How this skill works

The skill runs IQ-TREE2 or RAxML-ng commands on an input alignment, optionally invoking ModelFinder (MFP) for automatic substitution model selection. It supports ultrafast bootstrap (UFBoot2), SH-aLRT, standard bootstrap, partition files, constrained searches, checkpoint resumption, and reproducible seeds. Outputs include best ML trees, consensus/support trees, logs, and model reports for interpretation.

When to use it

  • Inferring a publication-quality ML tree from nucleotide or protein alignments.
  • Running automatic model selection (ModelFinder) before full ML inference.
  • Estimating node support with ultrafast bootstrap or combined UFBoot + SH-aLRT.
  • Performing partitioned analyses for multi-gene/concatenated datasets.
  • Resuming interrupted large analyses or enforcing reproducible seeds.

Best practices

  • Verify installed tool versions (iqtree2 --version, raxml-ng --version) and adapt flags if needed.
  • Run ModelFinder (MFP) for robust model choice, then rerun full inference with the chosen model for final results.
  • Use >=1000 UFBoot replicates for publication; consider 10000 for final confirmation on critical datasets.
  • Include SH-aLRT (e.g., -alrt 1000) alongside UFBoot for complementary support metrics.
  • Set a fixed --seed for reproducible runs and use checkpointing/--redo to resume long jobs.

Example use cases

  • Single-gene ML tree with automatic model selection and 1000 UFBoot: iqtree2 -s alignment.fasta -m MFP -B 1000 -T AUTO.
  • Partitioned concatenated analysis using a partitions.nex file and edge-linked model: iqtree2 -s concat.fasta -p partitions.nex -m MFP -B 1000.
  • Fast ML search and standard bootstrap with RAxML-ng: raxml-ng --all --msa alignment.fasta --model GTR+G --bs-trees 100.
  • Constrained monophyly test and support estimation: iqtree2 -s alignment.fasta -m GTR+G -g constraint.tre -B 1000.
  • Topology tests (AU test) comparing candidate trees: iqtree2 -s alignment.fasta -m GTR+G -z trees.nwk -n 0 -zb 10000 -au.

FAQ

Which tool should I pick, IQ-TREE2 or RAxML-ng?

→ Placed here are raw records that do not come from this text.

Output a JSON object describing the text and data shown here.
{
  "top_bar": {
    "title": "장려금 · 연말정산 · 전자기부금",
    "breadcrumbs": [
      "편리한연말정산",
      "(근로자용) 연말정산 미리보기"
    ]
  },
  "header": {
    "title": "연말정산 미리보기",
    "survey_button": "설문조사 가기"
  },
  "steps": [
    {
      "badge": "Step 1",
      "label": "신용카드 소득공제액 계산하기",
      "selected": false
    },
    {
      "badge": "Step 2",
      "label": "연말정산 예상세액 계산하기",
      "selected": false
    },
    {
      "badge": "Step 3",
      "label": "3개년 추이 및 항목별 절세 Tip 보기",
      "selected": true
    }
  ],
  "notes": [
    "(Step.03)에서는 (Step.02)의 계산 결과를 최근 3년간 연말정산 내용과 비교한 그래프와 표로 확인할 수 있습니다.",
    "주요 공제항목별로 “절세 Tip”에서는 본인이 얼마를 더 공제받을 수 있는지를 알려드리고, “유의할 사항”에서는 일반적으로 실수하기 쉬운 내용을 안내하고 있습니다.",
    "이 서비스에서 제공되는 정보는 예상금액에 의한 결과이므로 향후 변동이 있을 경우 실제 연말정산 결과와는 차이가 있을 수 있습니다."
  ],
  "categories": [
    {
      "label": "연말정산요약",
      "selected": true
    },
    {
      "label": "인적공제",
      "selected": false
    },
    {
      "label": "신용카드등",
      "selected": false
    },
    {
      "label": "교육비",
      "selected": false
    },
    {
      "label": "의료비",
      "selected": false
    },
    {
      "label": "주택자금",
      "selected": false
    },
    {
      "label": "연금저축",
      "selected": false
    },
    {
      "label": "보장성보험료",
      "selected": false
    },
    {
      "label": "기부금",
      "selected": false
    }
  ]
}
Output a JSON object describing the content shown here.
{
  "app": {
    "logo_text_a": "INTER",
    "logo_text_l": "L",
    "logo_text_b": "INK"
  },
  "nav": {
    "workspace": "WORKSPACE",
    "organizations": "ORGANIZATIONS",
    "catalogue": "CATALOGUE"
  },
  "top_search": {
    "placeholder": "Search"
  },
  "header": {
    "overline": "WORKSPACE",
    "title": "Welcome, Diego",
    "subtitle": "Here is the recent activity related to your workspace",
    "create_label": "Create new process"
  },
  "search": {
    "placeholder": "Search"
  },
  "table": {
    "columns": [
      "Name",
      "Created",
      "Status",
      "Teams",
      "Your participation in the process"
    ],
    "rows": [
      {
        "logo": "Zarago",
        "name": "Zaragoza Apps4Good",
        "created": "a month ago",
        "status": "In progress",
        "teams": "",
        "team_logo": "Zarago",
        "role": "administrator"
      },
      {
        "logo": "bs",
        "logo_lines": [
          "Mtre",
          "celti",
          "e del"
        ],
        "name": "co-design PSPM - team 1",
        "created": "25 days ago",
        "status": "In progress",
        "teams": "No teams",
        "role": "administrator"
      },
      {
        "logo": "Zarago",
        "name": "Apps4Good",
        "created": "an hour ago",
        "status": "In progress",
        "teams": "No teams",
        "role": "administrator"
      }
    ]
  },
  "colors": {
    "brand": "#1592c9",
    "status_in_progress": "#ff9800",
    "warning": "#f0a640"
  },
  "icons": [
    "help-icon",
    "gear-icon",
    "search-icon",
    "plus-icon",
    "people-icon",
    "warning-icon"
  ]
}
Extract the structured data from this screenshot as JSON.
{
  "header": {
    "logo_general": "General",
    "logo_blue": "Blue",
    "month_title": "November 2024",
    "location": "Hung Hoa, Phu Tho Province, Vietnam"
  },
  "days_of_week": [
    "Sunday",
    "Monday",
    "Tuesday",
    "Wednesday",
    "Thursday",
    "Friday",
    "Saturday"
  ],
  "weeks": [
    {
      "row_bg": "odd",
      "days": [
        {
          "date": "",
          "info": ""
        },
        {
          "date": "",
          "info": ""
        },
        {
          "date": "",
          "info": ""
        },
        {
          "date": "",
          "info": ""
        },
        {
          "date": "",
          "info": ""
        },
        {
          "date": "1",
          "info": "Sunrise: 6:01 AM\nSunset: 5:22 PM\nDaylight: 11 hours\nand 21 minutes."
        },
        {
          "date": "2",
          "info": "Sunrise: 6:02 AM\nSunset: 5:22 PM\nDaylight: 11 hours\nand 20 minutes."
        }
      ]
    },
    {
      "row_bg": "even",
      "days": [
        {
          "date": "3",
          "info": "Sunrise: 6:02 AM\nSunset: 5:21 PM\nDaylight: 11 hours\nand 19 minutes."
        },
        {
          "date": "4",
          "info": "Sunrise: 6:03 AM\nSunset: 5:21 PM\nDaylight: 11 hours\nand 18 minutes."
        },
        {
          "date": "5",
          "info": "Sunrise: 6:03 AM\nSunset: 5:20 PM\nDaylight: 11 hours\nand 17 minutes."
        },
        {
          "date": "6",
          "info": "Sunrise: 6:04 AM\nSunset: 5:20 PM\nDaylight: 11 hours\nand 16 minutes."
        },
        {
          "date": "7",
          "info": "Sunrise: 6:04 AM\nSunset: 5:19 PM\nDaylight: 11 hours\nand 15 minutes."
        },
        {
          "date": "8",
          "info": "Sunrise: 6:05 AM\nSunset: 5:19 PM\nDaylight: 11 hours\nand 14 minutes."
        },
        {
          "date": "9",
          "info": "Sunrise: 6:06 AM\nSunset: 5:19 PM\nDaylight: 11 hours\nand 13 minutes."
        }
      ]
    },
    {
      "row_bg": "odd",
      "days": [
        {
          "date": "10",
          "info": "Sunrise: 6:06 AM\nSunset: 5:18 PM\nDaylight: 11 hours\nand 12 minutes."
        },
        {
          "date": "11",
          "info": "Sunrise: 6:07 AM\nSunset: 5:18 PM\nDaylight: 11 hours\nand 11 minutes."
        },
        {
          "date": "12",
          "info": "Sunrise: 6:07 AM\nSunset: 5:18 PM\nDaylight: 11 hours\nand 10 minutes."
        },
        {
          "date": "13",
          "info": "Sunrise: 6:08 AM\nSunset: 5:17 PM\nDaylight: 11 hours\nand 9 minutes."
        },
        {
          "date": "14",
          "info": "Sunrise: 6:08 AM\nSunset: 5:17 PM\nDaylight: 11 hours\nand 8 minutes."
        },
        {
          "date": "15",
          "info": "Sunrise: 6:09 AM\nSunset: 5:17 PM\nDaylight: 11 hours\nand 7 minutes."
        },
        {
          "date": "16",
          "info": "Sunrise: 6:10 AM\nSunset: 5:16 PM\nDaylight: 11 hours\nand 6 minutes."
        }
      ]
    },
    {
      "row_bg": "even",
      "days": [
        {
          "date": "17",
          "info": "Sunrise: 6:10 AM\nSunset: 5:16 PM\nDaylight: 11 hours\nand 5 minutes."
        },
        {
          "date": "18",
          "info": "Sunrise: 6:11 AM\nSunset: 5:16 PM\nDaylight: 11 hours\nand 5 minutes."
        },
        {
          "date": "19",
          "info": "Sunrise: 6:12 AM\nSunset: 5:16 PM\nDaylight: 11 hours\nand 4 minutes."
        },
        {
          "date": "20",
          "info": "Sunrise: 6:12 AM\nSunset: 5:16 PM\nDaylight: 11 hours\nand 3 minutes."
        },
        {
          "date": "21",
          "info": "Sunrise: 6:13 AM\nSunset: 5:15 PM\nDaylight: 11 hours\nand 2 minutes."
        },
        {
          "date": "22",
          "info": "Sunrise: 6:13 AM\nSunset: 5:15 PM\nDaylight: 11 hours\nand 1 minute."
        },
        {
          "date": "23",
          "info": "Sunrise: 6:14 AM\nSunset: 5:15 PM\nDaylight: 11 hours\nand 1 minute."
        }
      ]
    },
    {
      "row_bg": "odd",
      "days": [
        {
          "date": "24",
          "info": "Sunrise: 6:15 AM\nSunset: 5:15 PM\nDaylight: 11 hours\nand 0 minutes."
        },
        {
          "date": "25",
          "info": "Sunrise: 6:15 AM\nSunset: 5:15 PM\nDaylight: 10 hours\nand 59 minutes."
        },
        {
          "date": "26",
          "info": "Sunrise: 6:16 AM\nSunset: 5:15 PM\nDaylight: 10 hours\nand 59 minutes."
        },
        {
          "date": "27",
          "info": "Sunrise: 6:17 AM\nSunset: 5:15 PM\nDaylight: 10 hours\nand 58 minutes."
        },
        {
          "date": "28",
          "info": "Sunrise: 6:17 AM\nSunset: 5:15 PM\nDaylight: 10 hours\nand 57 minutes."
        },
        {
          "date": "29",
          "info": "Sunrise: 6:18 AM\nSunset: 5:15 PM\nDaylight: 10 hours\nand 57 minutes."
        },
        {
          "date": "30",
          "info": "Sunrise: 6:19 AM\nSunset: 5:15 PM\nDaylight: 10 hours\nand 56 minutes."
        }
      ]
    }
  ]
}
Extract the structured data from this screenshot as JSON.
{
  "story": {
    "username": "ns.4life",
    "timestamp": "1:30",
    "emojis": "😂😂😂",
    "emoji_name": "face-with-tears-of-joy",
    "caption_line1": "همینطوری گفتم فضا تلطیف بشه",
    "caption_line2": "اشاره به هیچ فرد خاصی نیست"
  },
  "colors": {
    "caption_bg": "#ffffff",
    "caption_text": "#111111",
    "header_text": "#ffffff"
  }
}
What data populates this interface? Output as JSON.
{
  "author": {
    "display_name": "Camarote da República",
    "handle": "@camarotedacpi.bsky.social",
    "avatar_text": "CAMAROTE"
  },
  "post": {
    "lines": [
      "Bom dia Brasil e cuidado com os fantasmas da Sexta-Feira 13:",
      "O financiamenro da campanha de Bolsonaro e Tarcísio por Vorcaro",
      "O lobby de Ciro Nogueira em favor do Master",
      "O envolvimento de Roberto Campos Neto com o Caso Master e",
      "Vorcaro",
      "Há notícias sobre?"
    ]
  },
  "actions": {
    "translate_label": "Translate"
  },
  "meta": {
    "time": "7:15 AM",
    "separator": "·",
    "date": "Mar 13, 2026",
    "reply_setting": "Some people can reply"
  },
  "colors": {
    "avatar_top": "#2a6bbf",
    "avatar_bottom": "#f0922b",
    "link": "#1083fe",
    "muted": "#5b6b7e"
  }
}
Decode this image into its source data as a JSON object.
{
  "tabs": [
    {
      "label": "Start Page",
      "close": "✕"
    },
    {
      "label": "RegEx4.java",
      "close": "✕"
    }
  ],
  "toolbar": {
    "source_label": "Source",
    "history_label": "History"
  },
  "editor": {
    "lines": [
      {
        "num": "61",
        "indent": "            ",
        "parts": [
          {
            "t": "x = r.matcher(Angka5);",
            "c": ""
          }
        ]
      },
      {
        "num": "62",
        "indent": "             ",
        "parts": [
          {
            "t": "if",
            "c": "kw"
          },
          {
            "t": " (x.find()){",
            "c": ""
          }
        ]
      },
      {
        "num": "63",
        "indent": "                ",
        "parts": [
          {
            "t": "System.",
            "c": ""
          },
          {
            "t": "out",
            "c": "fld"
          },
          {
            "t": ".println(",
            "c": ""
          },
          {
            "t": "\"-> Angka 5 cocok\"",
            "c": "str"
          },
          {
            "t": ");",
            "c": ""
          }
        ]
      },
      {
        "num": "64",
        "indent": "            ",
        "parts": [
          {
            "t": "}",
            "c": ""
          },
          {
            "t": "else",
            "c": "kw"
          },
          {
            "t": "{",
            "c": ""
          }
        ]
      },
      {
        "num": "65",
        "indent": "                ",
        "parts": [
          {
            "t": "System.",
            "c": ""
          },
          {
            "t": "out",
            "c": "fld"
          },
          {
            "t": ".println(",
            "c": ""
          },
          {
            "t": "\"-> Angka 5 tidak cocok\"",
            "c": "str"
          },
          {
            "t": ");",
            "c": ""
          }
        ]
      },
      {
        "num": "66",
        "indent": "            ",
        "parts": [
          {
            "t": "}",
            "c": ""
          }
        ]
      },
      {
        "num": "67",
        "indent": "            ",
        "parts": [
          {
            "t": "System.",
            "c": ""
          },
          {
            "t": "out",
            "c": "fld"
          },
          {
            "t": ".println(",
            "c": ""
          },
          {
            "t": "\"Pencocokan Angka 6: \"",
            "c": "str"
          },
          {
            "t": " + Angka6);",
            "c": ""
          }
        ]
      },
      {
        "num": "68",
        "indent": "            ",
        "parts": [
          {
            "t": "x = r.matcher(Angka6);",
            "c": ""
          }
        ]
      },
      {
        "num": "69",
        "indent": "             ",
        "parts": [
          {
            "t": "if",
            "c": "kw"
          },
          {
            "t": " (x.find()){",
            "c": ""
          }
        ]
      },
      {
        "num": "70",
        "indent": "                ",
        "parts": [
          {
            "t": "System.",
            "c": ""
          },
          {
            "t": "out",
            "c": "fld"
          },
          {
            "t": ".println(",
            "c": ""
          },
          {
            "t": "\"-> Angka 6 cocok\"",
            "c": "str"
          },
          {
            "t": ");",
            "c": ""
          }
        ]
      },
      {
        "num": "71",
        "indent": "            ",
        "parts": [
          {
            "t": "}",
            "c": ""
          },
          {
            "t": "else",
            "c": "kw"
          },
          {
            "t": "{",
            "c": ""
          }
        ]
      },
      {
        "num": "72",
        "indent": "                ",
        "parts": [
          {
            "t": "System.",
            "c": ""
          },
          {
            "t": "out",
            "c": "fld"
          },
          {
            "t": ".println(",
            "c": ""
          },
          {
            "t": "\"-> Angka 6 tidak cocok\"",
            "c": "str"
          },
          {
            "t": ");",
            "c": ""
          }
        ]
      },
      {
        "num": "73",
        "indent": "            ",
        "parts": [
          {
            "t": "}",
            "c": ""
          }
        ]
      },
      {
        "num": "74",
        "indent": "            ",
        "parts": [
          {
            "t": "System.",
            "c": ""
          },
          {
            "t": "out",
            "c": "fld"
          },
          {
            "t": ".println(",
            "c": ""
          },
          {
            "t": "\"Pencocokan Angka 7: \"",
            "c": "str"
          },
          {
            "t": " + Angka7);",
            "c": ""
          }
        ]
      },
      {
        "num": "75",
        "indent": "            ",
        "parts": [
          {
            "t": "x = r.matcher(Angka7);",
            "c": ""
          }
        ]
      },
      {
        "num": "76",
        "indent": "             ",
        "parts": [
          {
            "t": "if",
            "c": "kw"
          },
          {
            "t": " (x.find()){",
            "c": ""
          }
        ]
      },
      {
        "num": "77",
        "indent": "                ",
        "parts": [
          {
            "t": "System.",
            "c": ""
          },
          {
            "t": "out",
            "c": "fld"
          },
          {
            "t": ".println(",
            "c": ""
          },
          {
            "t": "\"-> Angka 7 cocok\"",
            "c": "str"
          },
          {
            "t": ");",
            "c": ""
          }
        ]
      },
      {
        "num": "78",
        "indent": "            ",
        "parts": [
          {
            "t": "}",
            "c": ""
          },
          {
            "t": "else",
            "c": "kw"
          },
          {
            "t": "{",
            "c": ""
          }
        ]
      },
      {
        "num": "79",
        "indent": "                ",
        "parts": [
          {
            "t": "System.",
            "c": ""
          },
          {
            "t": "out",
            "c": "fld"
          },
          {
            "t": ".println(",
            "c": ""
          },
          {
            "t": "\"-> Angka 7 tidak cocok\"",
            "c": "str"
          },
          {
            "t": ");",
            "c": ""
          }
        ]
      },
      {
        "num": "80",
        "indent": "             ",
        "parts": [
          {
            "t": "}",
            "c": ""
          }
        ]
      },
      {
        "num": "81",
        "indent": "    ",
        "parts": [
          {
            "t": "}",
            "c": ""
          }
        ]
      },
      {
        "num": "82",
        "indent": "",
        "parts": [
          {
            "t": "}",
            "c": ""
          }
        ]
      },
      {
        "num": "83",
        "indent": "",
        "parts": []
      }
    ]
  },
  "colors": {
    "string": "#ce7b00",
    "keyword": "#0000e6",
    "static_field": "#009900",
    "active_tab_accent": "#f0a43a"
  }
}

Use IQ-TREE2 when you want built-in model selection and ultrafast bootstrap. Use RAxML-ng for standard bootstrap workflows or very large datasets where its search heuristics are faster.

How many bootstrap replicates should I run?

For UFBoot, run at least 1000 replicates for publication. Consider 10000 replicates for final confirmation on critical nodes. Standard bootstrap often requires more replicates and more computation time.